1)    Adjuvant Radiation Therapy

2)    Observation

Of note, men in the observation arm of the study could be treated at the digression of their physicians once a recurrence was documented.  This treatment could include either delayed radiation or hormonal therapy. 

The study demonstrated that men undergoing adjuvant radiation therapy enjoyed a significantly higher freedom from recurrent disease of 36% versus 12% for those in the observation arm.  In addition, men undergoing the radiation therapy appeared to be half as likely to need long term hormonal therapy as those in the observation arm.  The study also found that, after 10 years of follow up, men undergoing adjuvant radiation therapy enjoyed a higher rate of freedom from metastasis (66% versus 47%) and a higher overall survival rate (71% versus 51%) as compared to those men undergoing observation and possible delayed treatment.  The differences in freedom from metastasis and in overall survival, although impressive, were not statistically significant.  This lack of statistical significance is most likely due to the 10 year follow up of the study, the small overall number of patients, and the fact that men in the observation arm did receive hormonal therapy or salvage radiation therapy. Nonetheless, the results of the study are clinically significant and have really changed the approach to managing prostate cancer in men with seminal vesicle involvement. Rather than waiting for recurrent cancer and palliatively treating metastatic disease, many doctors are now aggressively treating men with seminal vesicle disease with adjuvant radiation therapy.  While the side effects of radiation need to be kept in mind, the potential benefit of this adjuvant radiation therapy appears to be substantial.  Another fact important to point out is that the dose of radiation administered to patients in this study was fairly modest as compared to that received by contemporary patients.  As such, one would imagine that the results of the study would be even more impressive if current radiation doses were used.

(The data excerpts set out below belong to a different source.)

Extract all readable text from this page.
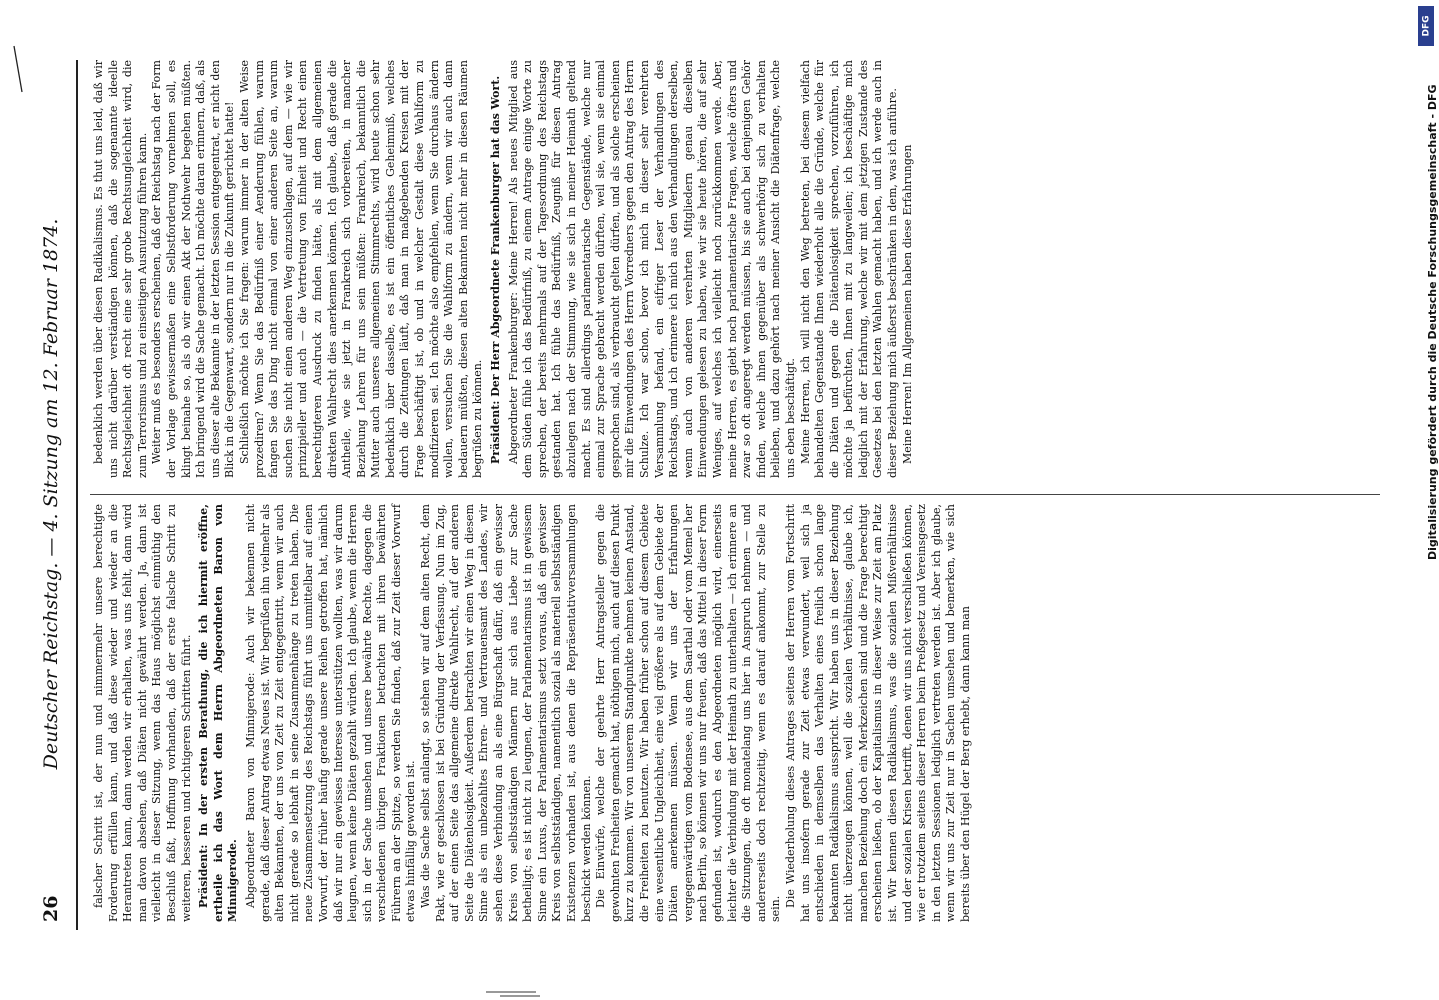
26
Deutscher Reichstag. — 4. Sitzung am 12. Februar 1874.	falscher Schritt ist, der nun und nimmermehr unsere berechtigte Forderung erfüllen kann, und daß diese wieder und wieder an die Herantreten kann, dann werden wir erhalten, was uns fehlt, dann wird man davon absehen, daß Diäten nicht gewährt werden. Ja, dann ist vielleicht in dieser Sitzung, wenn das Haus möglichst einmüthig den Beschluß faßt, Hoffnung vorhanden, daß der erste falsche Schritt zu weiteren, besseren und richtigeren Schritten führt. Präsident: In der ersten Berathung, die ich hiermit eröffne, ertheile ich das Wort dem Herrn Abgeordneten Baron von Minnigerode. Abgeordneter Baron von Minnigerode: Auch wir bekennen nicht gerade, daß dieser Antrag etwas Neues ist. Wir begrüßen ihn vielmehr als alten Bekannten, der uns von Zeit zu Zeit entgegentritt, wenn wir auch nicht gerade so lebhaft in seine Zusammenhänge zu treten haben. Die neue Zusammensetzung des Reichstags führt uns unmittelbar auf einen Vorwurf, der früher häufig gerade unsere Reihen getroffen hat, nämlich daß wir nur ein gewisses Interesse unterstützen wollten, was wir darum leugnen, wenn keine Diäten gezahlt würden. Ich glaube, wenn die Herren sich in der Sache umsehen und unsere bewährte Rechte, dagegen die verschiedenen übrigen Fraktionen betrachten mit ihren bewährten Führern an der Spitze, so werden Sie finden, daß zur Zeit dieser Vorwurf etwas hinfällig geworden ist. Was die Sache selbst anlangt, so stehen wir auf dem alten Recht, dem Pakt, wie er geschlossen ist bei Gründung der Verfassung. Nun im Zug, auf der einen Seite das allgemeine direkte Wahlrecht, auf der anderen Seite die Diätenlosigkeit. Außerdem betrachten wir einen Weg in diesem Sinne als ein unbezahltes Ehren- und Vertrauensamt des Landes, wir sehen diese Verbindung an als eine Bürgschaft dafür, daß ein gewisser Kreis von selbstständigen Männern nur sich aus Liebe zur Sache betheiligt; es ist nicht zu leugnen, der Parlamentarismus ist in gewissem Sinne ein Luxus, der Parlamentarismus setzt voraus, daß ein gewisser Kreis von selbstständigen, namentlich sozial als materiell selbstständigen Existenzen vorhanden ist, aus denen die Repräsentativversammlungen beschickt werden können. Die Einwürfe, welche der geehrte Herr Antragsteller gegen die gewohnten Freiheiten gemacht hat, nöthigen mich, auch auf diesen Punkt kurz zu kommen. Wir von unserem Standpunkte nehmen keinen Anstand, die Freiheiten zu benutzen. Wir haben früher schon auf diesem Gebiete eine wesentliche Ungleichheit, eine viel größere als auf dem Gebiete der Diäten anerkennen müssen. Wenn wir uns der Erfahrungen vergegenwärtigen vom Bodensee, aus dem Saarthal oder vom Memel her nach Berlin, so können wir uns nur freuen, daß das Mittel in dieser Form gefunden ist, wodurch es den Abgeordneten möglich wird, einerseits leichter die Verbindung mit der Heimath zu unterhalten — ich erinnere an die Sitzungen, die oft monatelang uns hier in Anspruch nehmen — und andererseits doch rechtzeitig, wenn es darauf ankommt, zur Stelle zu sein.

Die Wiederholung dieses Antrages seitens der Herren vom Fortschritt hat uns insofern gerade zur Zeit etwas verwundert, weil sich ja entschieden in demselben das Verhalten eines freilich schon lange bekannten Radikalismus ausspricht. Wir haben uns in dieser Beziehung nicht überzeugen können, weil die sozialen Verhältnisse, glaube ich, manchen Beziehung doch ein Merkzeichen sind und die Frage berechtigt erscheinen ließen, ob der Kapitalismus in dieser Weise zur Zeit am Platz ist. Wir kennen diesen Radikalismus, was die sozialen Mißverhältnisse und der sozialen Krisen betrifft, denen wir uns nicht verschließen können, wie er trotzdem seitens dieser Herren beim Preßgesetz und Vereinsgesetz in den letzten Sessionen lediglich vertreten werden ist. Aber ich glaube, wenn wir uns zur Zeit nur in Sachen umsehen und bemerken, wie sich bereits über den Hügel der Berg erhebt, dann kann man

bedenklich werden über diesen Radikalismus. Es thut uns leid, daß wir uns nicht darüber verständigen können, daß die sogenannte ideelle Rechtsgleichheit oft recht eine sehr grobe Rechtsungleichheit wird, die zum Terrorismus und zu einseitigen Ausnutzung führen kann. Weiter muß es besonders erscheinen, daß der Reichstag nach der Form der Vorlage gewissermaßen eine Selbstforderung vornehmen soll, es klingt beinahe so, als ob wir einen Akt der Nothwehr begehen müßten. Ich bringend wird die Sache gemacht. Ich möchte daran erinnern, daß, als uns dieser alte Bekannte in der letzten Session entgegentrat, er nicht den Blick in die Gegenwart, sondern nur in die Zukunft gerichtet hatte! Schließlich möchte ich Sie fragen: warum immer in der alten Weise prozediren? Wenn Sie das Bedürfniß einer Aenderung fühlen, warum fangen Sie das Ding nicht einmal von einer anderen Seite an, warum suchen Sie nicht einen anderen Weg einzuschlagen, auf dem — wie wir prinzipieller und auch — die Vertretung von Einheit und Recht einen berechtigteren Ausdruck zu finden hätte, als mit dem allgemeinen direkten Wahlrecht dies anerkennen können. Ich glaube, daß gerade die Antheile, wie sie jetzt in Frankreich sich vorbereiten, in mancher Beziehung Lehren für uns sein müßten: Frankreich, bekanntlich die Mutter auch unseres allgemeinen Stimmrechts, wird heute schon sehr bedenklich über dasselbe, es ist ein öffentliches Geheimniß, welches durch die Zeitungen läuft, daß man in maßgebenden Kreisen mit der Frage beschäftigt ist, ob und in welcher Gestalt diese Wahlform zu modifizieren sei. Ich möchte also empfehlen, wenn Sie durchaus ändern wollen, versuchen Sie die Wahlform zu ändern, wenn wir auch dann bedauern müßten, diesen alten Bekannten nicht mehr in diesen Räumen begrüßen zu können. Präsident: Der Herr Abgeordnete Frankenburger hat das Wort. Abgeordneter Frankenburger: Meine Herren! Als neues Mitglied aus dem Süden fühle ich das Bedürfniß, zu einem Antrage einige Worte zu sprechen, der bereits mehrmals auf der Tagesordnung des Reichstags gestanden hat. Ich fühle das Bedürfniß, Zeugniß für diesen Antrag abzulegen nach der Stimmung, wie sie sich in meiner Heimath geltend macht. Es sind allerdings parlamentarische Gegenstände, welche nur einmal zur Sprache gebracht werden dürften, weil sie, wenn sie einmal gesprochen sind, als verbraucht gelten dürfen, und als solche erscheinen mir die Einwendungen des Herrn Vorredners gegen den Antrag des Herrn Schulze. Ich war schon, bevor ich mich in dieser sehr verehrten Versammlung befand, ein eifriger Leser der Verhandlungen des Reichstags, und ich erinnere ich mich aus den Verhandlungen derselben, wenn auch von anderen verehrten Mitgliedern genau dieselben Einwendungen gelesen zu haben, wie wir sie heute hören, die auf sehr Weniges, auf welches ich vielleicht noch zurückkommen werde. Aber, meine Herren, es giebt noch parlamentarische Fragen, welche öfters und zwar so oft angeregt werden müssen, bis sie auch bei denjenigen Gehör finden, welche ihnen gegenüber als schwerhörig sich zu verhalten belieben, und dazu gehört nach meiner Ansicht die Diätenfrage, welche uns eben beschäftigt. Meine Herren, ich will nicht den Weg betreten, bei diesem vielfach behandelten Gegenstande Ihnen wiederholt alle die Gründe, welche für die Diäten und gegen die Diätenlosigkeit sprechen, vorzuführen, ich möchte ja befürchten, Ihnen mit zu langweilen; ich beschäftige mich lediglich mit der Erfahrung, welche wir mit dem jetzigen Zustande des Gesetzes bei den letzten Wahlen gemacht haben, und ich werde auch in dieser Beziehung mich äußerst beschränken in dem, was ich anführe. Meine Herren! Im Allgemeinen haben diese Erfahrungen

DFG
Digitalisierung gefördert durch die Deutsche Forschungsgemeinschaft - DFG
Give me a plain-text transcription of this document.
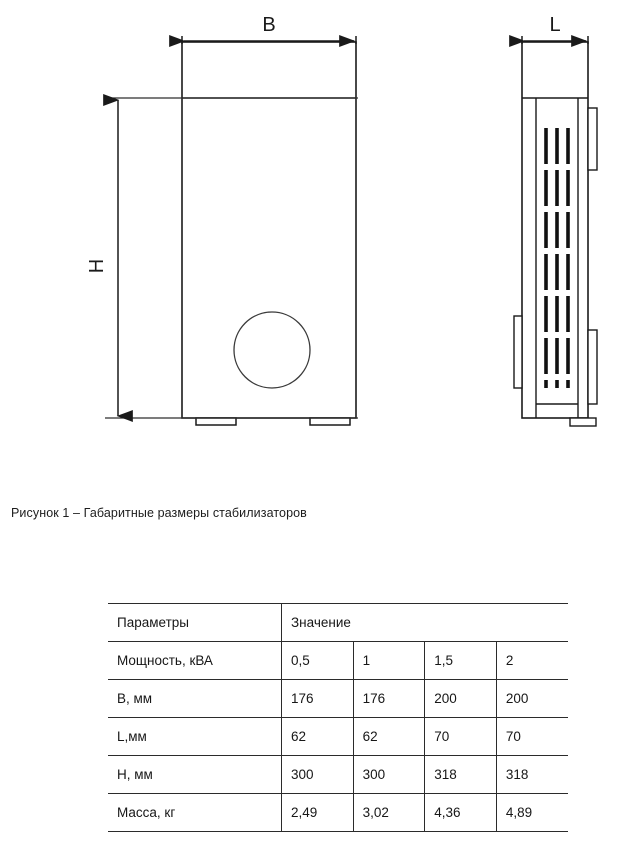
B
H
L
Рисунок 1 – Габаритные размеры стабилизаторов
Параметры	Значение			
Мощность, кВА	0,5	1	1,5	2
B, мм	176	176	200	200
L,мм	62	62	70	70
H, мм	300	300	318	318
Масса, кг	2,49	3,02	4,36	4,89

Invasion of the seminal vesicle is usually a sign of an aggressive cancer, very different from the “run of the mill” Gleason 6, localized disease usually thought of when referring to prostate cancer.  Seminal vesicle involvement is a poor prognostic indicator associated with high rates of recurrence and metastatic spread.  In the PSA era, however, seminal vesicle involvement no longer appears to be the death sentence it was historically thought to be.  Aggressive management with adjuvant radiation can delay prostate cancer recurrence and spread.  In addition, the prudent use of hormonal therapy to manage metastatic disease can lead to many more years of life.  Overall, while certainly a serious condition to deal with, seminal vesicle invasion can still be successfully treated when encountered in men with prostate cancer.